Marcia Grey (Swanson) is a struggling artist with not much talent, she observes what bored matrons are prepared to pay for the latest fad - and wants her share!! The answer lies at home: her sister Cora (with the weird title "a bit of blighted humanity") is an invalid and Marcia bitterly wonders if the man she saw at the Art Shop - whose mother was buying a fan for $500 - ever thinks of the poor and how they struggle. Little does she know that John never stops thinking about them, not only has he designed a group of houses with every convenience to help the poor live in comfort, he has also secretly brought Marcia's painting - even though he is not impressed by it!!

When the rent is due and the landlord's "cave man tactics" don't work, he becomes instrumental in having her sent to Blackwell's Island for 3 months on a trumped up charge of burglary. Once released, finding her sister has died, she finds solace in helping the Salvation Army care for destitute children. Pretty far fetched story - after five years pass, Marcia has married John but John's mother is still refusing to have anything to do with her, thinking of her only as "riff raff" and only speaking to her to predict dire consequences etc!!!

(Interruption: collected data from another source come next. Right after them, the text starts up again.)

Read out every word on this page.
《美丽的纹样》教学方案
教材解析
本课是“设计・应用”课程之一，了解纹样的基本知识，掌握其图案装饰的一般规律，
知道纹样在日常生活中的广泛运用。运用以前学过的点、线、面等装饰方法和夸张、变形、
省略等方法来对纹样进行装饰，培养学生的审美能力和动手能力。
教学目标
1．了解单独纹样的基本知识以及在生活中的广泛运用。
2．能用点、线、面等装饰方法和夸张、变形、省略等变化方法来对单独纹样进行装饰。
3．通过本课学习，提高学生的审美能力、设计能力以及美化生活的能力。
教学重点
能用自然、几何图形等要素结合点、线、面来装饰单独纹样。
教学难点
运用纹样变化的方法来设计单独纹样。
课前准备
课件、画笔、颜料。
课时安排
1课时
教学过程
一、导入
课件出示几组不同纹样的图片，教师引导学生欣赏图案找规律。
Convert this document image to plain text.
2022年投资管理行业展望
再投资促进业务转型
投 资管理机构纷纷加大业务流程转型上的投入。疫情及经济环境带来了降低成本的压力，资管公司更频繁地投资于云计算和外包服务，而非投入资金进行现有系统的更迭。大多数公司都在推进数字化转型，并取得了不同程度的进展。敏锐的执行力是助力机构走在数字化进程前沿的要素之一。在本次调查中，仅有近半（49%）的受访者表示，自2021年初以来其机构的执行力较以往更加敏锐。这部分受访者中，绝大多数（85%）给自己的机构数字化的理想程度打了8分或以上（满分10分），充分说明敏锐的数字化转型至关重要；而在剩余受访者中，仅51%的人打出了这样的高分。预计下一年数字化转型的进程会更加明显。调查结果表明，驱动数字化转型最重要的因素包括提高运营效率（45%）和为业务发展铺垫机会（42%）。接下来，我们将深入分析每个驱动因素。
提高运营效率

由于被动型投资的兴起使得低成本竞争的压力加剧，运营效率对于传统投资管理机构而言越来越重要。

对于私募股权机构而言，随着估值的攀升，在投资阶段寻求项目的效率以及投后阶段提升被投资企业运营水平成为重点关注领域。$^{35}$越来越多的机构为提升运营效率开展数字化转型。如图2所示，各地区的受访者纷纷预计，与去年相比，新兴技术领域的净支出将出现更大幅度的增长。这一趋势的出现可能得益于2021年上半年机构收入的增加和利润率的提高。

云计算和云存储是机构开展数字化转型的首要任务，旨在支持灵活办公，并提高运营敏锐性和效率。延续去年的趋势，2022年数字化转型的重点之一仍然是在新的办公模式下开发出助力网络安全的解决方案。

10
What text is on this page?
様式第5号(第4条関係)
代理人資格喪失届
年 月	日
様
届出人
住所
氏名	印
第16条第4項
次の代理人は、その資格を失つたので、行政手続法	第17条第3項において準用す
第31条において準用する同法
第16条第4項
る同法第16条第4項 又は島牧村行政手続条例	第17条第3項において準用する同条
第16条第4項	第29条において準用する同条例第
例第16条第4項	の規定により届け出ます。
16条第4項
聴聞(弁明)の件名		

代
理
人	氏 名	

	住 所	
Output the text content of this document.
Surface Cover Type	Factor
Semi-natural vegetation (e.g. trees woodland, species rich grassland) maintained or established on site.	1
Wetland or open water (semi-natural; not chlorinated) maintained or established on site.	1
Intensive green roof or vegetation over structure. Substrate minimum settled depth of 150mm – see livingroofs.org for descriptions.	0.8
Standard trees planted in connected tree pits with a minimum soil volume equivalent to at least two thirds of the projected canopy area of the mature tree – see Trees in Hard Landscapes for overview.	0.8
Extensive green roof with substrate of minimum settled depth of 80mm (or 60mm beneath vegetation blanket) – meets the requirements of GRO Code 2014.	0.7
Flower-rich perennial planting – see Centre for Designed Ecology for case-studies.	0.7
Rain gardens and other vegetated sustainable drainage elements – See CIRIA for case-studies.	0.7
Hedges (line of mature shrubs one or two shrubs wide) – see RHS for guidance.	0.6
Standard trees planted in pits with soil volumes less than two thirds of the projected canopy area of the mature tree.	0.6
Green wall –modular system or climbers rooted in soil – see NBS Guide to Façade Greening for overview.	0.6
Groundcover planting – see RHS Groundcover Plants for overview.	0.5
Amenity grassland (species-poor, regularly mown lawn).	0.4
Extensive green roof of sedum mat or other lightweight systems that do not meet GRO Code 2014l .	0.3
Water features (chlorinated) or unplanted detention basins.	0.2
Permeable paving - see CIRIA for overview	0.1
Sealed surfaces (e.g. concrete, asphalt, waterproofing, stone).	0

Suddenly the rent collector reappears posing as a friend of a friend of John's and, ringing his cronies, they congratulate him for pulling it off. Maybe this was part of the old spy story!! Marcia comes across him trying to gain access to the safe where the valuable papers are kept - he threatens to expose her past unless she gives him access to the papers for just a few hours. Will she cave in - or help the secret service man who suddenly appears, snooping around the house???? I wonder???